Его покойный отец был лордом – хранителем Большой печати, и его пугающе умного сына я знала еще ребенком.

– Никто иной. Вы меня не забыли, – улыбнулся он.

– Как я могла вас забыть? Вы произвели на меня неизгладимое впечатление при нашем первом знакомстве, когда вам было… Сколько?

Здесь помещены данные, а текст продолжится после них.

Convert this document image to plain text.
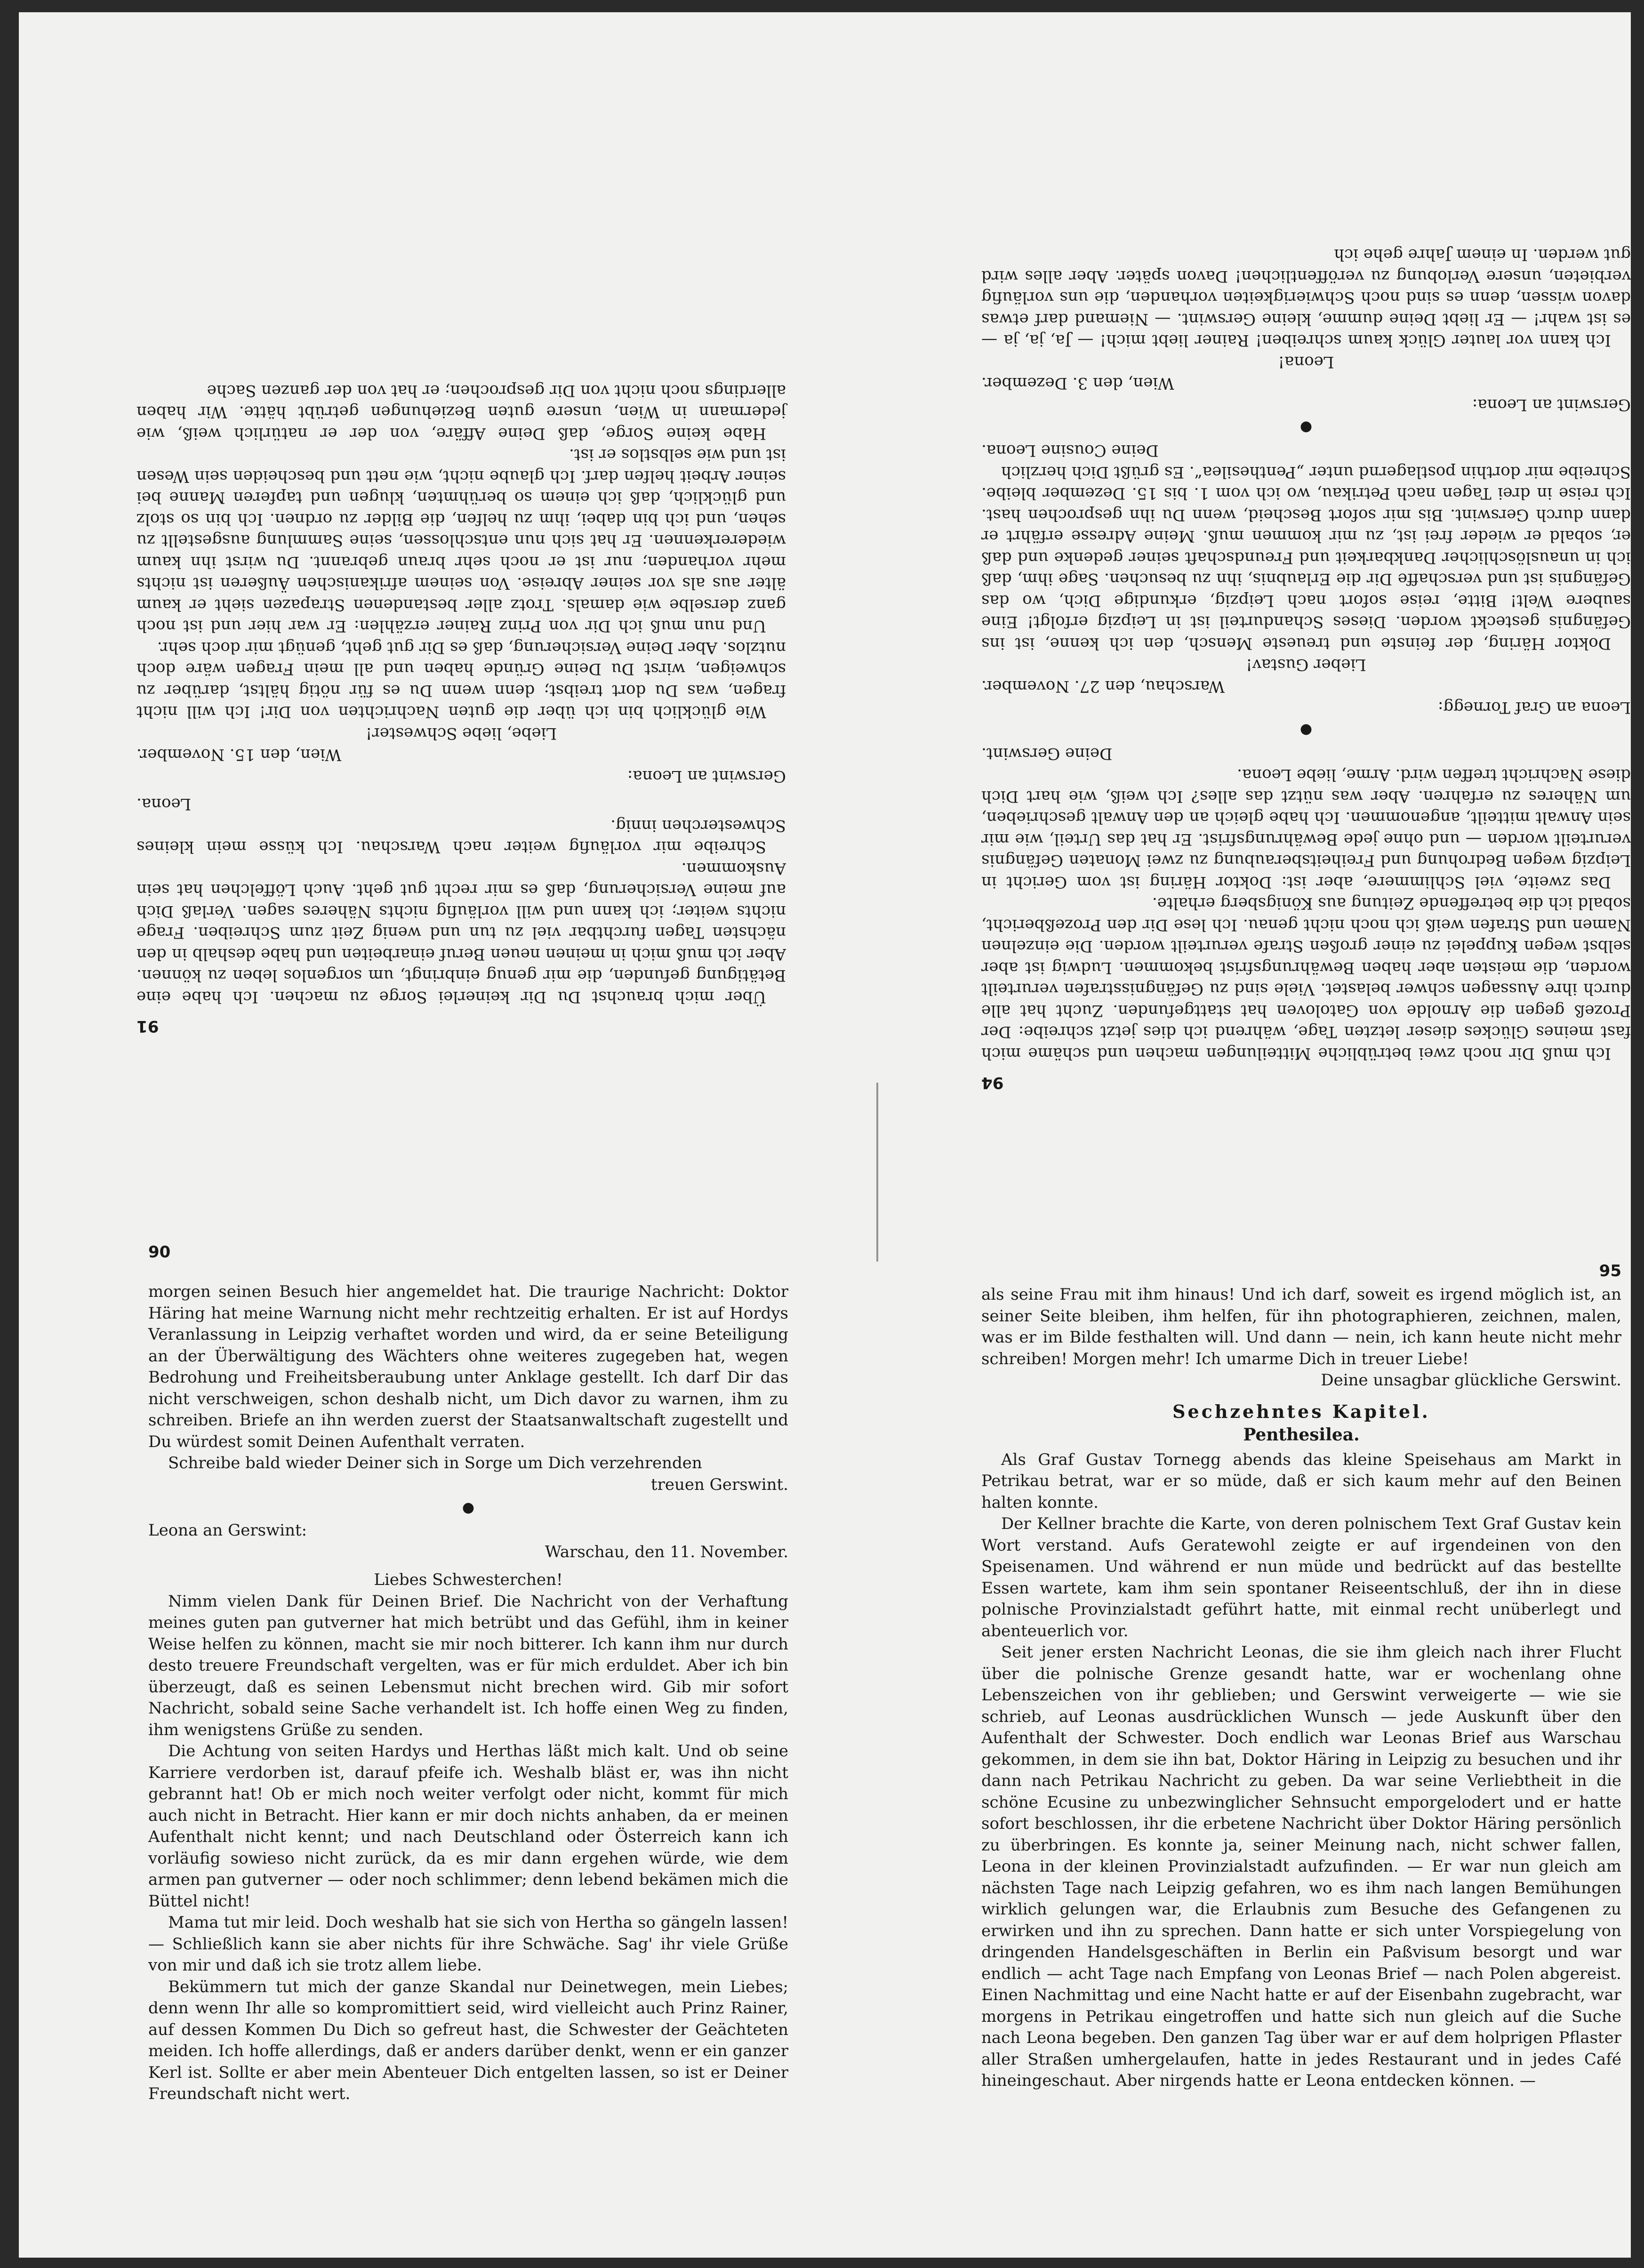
91

Über mich brauchst Du Dir keinerlei Sorge zu machen. Ich habe eine Betätigung gefunden, die mir genug einbringt, um sorgenlos leben zu können. Aber ich muß mich in meinen neuen Beruf einarbeiten und habe deshalb in den nächsten Tagen furchtbar viel zu tun und wenig Zeit zum Schreiben. Frage nichts weiter; ich kann und will vorläufig nichts Näheres sagen. Verlaß Dich auf meine Versicherung, daß es mir recht gut geht. Auch Löffelchen hat sein Auskommen.

Schreibe mir vorläufig weiter nach Warschau. Ich küsse mein kleines Schwesterchen innig.

Leona.

Gerswint an Leona:

Wien, den 15. November.

Liebe, liebe Schwester!

Wie glücklich bin ich über die guten Nachrichten von Dir! Ich will nicht fragen, was Du dort treibst; denn wenn Du es für nötig hältst, darüber zu schweigen, wirst Du Deine Gründe haben und all mein Fragen wäre doch nutzlos. Aber Deine Versicherung, daß es Dir gut geht, genügt mir doch sehr.

Und nun muß ich Dir von Prinz Rainer erzählen: Er war hier und ist noch ganz derselbe wie damals. Trotz aller bestandenen Strapazen sieht er kaum älter aus als vor seiner Abreise. Von seinem afrikanischen Äußeren ist nichts mehr vorhanden; nur ist er noch sehr braun gebrannt. Du wirst ihn kaum wiedererkennen. Er hat sich nun entschlossen, seine Sammlung ausgestellt zu sehen, und ich bin dabei, ihm zu helfen, die Bilder zu ordnen. Ich bin so stolz und glücklich, daß ich einem so berühmten, klugen und tapferen Manne bei seiner Arbeit helfen darf. Ich glaube nicht, wie nett und bescheiden sein Wesen ist und wie selbstlos er ist.

Habe keine Sorge, daß Deine Affäre, von der er natürlich weiß, wie jedermann in Wien, unsere guten Beziehungen getrübt hätte. Wir haben allerdings noch nicht von Dir gesprochen; er hat von der ganzen Sache

94

Ich muß Dir noch zwei betrübliche Mitteilungen machen und schäme mich fast meines Glückes dieser letzten Tage, während ich dies jetzt schreibe: Der Prozeß gegen die Arnolde von Gatoloven hat stattgefunden. Zucht hat alle durch ihre Aussagen schwer belastet. Viele sind zu Gefängnisstrafen verurteilt worden, die meisten aber haben Bewährungsfrist bekommen. Ludwig ist aber selbst wegen Kuppelei zu einer großen Strafe verurteilt worden. Die einzelnen Namen und Strafen weiß ich noch nicht genau. Ich lese Dir den Prozeßbericht, sobald ich die betreffende Zeitung aus Königsberg erhalte.

Das zweite, viel Schlimmere, aber ist: Doktor Häring ist vom Gericht in Leipzig wegen Bedrohung und Freiheitsberaubung zu zwei Monaten Gefängnis verurteilt worden — und ohne jede Bewährungsfrist. Er hat das Urteil, wie mir sein Anwalt mitteilt, angenommen. Ich habe gleich an den Anwalt geschrieben, um Näheres zu erfahren. Aber was nützt das alles? Ich weiß, wie hart Dich diese Nachricht treffen wird. Arme, liebe Leona.

Deine Gerswint.

●

Leona an Graf Tornegg:

Warschau, den 27. November.

Lieber Gustav!

Doktor Häring, der feinste und treueste Mensch, den ich kenne, ist ins Gefängnis gesteckt worden. Dieses Schandurteil ist in Leipzig erfolgt! Eine saubere Welt! Bitte, reise sofort nach Leipzig, erkundige Dich, wo das Gefängnis ist und verschaffe Dir die Erlaubnis, ihn zu besuchen. Sage ihm, daß ich in unauslöschlicher Dankbarkeit und Freundschaft seiner gedenke und daß er, sobald er wieder frei ist, zu mir kommen muß. Meine Adresse erfährt er dann durch Gerswint. Bis mir sofort Bescheid, wenn Du ihn gesprochen hast. Ich reise in drei Tagen nach Petrikau, wo ich vom 1. bis 15. Dezember bleibe. Schreibe mir dorthin postlagernd unter „Penthesilea“. Es grüßt Dich herzlich

Deine Cousine Leona.

●

Gerswint an Leona:

Wien, den 3. Dezember.

Leona!

Ich kann vor lauter Glück kaum schreiben! Rainer liebt mich! — Ja, ja, ja — es ist wahr! — Er liebt Deine dumme, kleine Gerswint. — Niemand darf etwas davon wissen, denn es sind noch Schwierigkeiten vorhanden, die uns vorläufig verbieten, unsere Verlobung zu veröffentlichen! Davon später. Aber alles wird gut werden. In einem Jahre gehe ich

90

morgen seinen Besuch hier angemeldet hat. Die traurige Nachricht: Doktor Häring hat meine Warnung nicht mehr rechtzeitig erhalten. Er ist auf Hordys Veranlassung in Leipzig verhaftet worden und wird, da er seine Beteiligung an der Überwältigung des Wächters ohne weiteres zugegeben hat, wegen Bedrohung und Freiheitsberaubung unter Anklage gestellt. Ich darf Dir das nicht verschweigen, schon deshalb nicht, um Dich davor zu warnen, ihm zu schreiben. Briefe an ihn werden zuerst der Staatsanwaltschaft zugestellt und Du würdest somit Deinen Aufenthalt verraten.

Schreibe bald wieder Deiner sich in Sorge um Dich verzehrenden

treuen Gerswint.

●

Leona an Gerswint:

Warschau, den 11. November.

Liebes Schwesterchen!

Nimm vielen Dank für Deinen Brief. Die Nachricht von der Verhaftung meines guten pan gutverner hat mich betrübt und das Gefühl, ihm in keiner Weise helfen zu können, macht sie mir noch bitterer. Ich kann ihm nur durch desto treuere Freundschaft vergelten, was er für mich erduldet. Aber ich bin überzeugt, daß es seinen Lebensmut nicht brechen wird. Gib mir sofort Nachricht, sobald seine Sache verhandelt ist. Ich hoffe einen Weg zu finden, ihm wenigstens Grüße zu senden.

Die Achtung von seiten Hardys und Herthas läßt mich kalt. Und ob seine Karriere verdorben ist, darauf pfeife ich. Weshalb bläst er, was ihn nicht gebrannt hat! Ob er mich noch weiter verfolgt oder nicht, kommt für mich auch nicht in Betracht. Hier kann er mir doch nichts anhaben, da er meinen Aufenthalt nicht kennt; und nach Deutschland oder Österreich kann ich vorläufig sowieso nicht zurück, da es mir dann ergehen würde, wie dem armen pan gutverner — oder noch schlimmer; denn lebend bekämen mich die Büttel nicht!

Mama tut mir leid. Doch weshalb hat sie sich von Hertha so gängeln lassen! — Schließlich kann sie aber nichts für ihre Schwäche. Sag' ihr viele Grüße von mir und daß ich sie trotz allem liebe.

Bekümmern tut mich der ganze Skandal nur Deinetwegen, mein Liebes; denn wenn Ihr alle so kompromittiert seid, wird vielleicht auch Prinz Rainer, auf dessen Kommen Du Dich so gefreut hast, die Schwester der Geächteten meiden. Ich hoffe allerdings, daß er anders darüber denkt, wenn er ein ganzer Kerl ist. Sollte er aber mein Abenteuer Dich entgelten lassen, so ist er Deiner Freundschaft nicht wert.

95

als seine Frau mit ihm hinaus! Und ich darf, soweit es irgend möglich ist, an seiner Seite bleiben, ihm helfen, für ihn photographieren, zeichnen, malen, was er im Bilde festhalten will. Und dann — nein, ich kann heute nicht mehr schreiben! Morgen mehr! Ich umarme Dich in treuer Liebe!

Deine unsagbar glückliche Gerswint.

Sechzehntes Kapitel.
Penthesilea.

Als Graf Gustav Tornegg abends das kleine Speisehaus am Markt in Petrikau betrat, war er so müde, daß er sich kaum mehr auf den Beinen halten konnte.

Der Kellner brachte die Karte, von deren polnischem Text Graf Gustav kein Wort verstand. Aufs Geratewohl zeigte er auf irgendeinen von den Speisenamen. Und während er nun müde und bedrückt auf das bestellte Essen wartete, kam ihm sein spontaner Reiseentschluß, der ihn in diese polnische Provinzialstadt geführt hatte, mit einmal recht unüberlegt und abenteuerlich vor.

Seit jener ersten Nachricht Leonas, die sie ihm gleich nach ihrer Flucht über die polnische Grenze gesandt hatte, war er wochenlang ohne Lebenszeichen von ihr geblieben; und Gerswint verweigerte — wie sie schrieb, auf Leonas ausdrücklichen Wunsch — jede Auskunft über den Aufenthalt der Schwester. Doch endlich war Leonas Brief aus Warschau gekommen, in dem sie ihn bat, Doktor Häring in Leipzig zu besuchen und ihr dann nach Petrikau Nachricht zu geben. Da war seine Verliebtheit in die schöne Ecusine zu unbezwinglicher Sehnsucht emporgelodert und er hatte sofort beschlossen, ihr die erbetene Nachricht über Doktor Häring persönlich zu überbringen. Es konnte ja, seiner Meinung nach, nicht schwer fallen, Leona in der kleinen Provinzialstadt aufzufinden. — Er war nun gleich am nächsten Tage nach Leipzig gefahren, wo es ihm nach langen Bemühungen wirklich gelungen war, die Erlaubnis zum Besuche des Gefangenen zu erwirken und ihn zu sprechen. Dann hatte er sich unter Vorspiegelung von dringenden Handelsgeschäften in Berlin ein Paßvisum besorgt und war endlich — acht Tage nach Empfang von Leonas Brief — nach Polen abgereist. Einen Nachmittag und eine Nacht hatte er auf der Eisenbahn zugebracht, war morgens in Petrikau eingetroffen und hatte sich nun gleich auf die Suche nach Leona begeben. Den ganzen Tag über war er auf dem holprigen Pflaster aller Straßen umhergelaufen, hatte in jedes Restaurant und in jedes Café hineingeschaut. Aber nirgends hatte er Leona entdecken können. —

Я познакомилась с ним в доме его отца – таком крошечном, что при нем не было даже садика. Я, помнится, поддела Николаса, сказав, что дом ему слишком мал. Потом он привел Фрэнсиса, и, когда я спросила, сколько ему лет, он прощебетал: «На два года меньше, чем вашему благодатному владычеству над Англией, ваше величество».

– Десять, мадам.

– Эссекс, выбросьте из головы мечты о Франции, – велела я, вновь оборачиваясь к нему. – Я предпочту, чтобы континент истек кровью без нашей помощи. А теперь вернемся к вашим финансам. Вы не только раздобыли умопомрачительный наряд для турнира, но и выплатили заем, который я предоставила вам некоторое время назад, передав мне одно из последних ваших поместий из тех, которые еще не заложены. Впечатляющий жест. Ох, Эссекс, что же мне с вами делать? Расплатившись с долгами передо мной, вы остались совершенно разорены, а судьба прочих ваших долгов повисла в воздухе.

– Я вверяю себя милости вашего величества, – сказал он.

– И я явлю вам свою милость, – отозвалась я. – Откуп на налог на сладкие вина, принадлежавший вашему отчиму Лестеру, прекратился с его смертью. Я жалую его вам. Он дает вам право получать пошлины на все ввозимые сладкие вина Средиземноморья – мальвазию, мускатель, вернаж.

Я уже некоторое время крутила в голове эту мысль, но внезапность решения поразила меня саму. Не успели эти слова сорваться с моего языка, как я уже усомнилась в разумности своего поступка. Стоит ли поощрять его невоздержанность? Но он так ярко сиял… Позволить ли ему поблекнуть? Дыхание Господне, блеск моего двора за последние годы сильно потускнел, – быть может, он был его последней искоркой? Отполировать его или пригасить?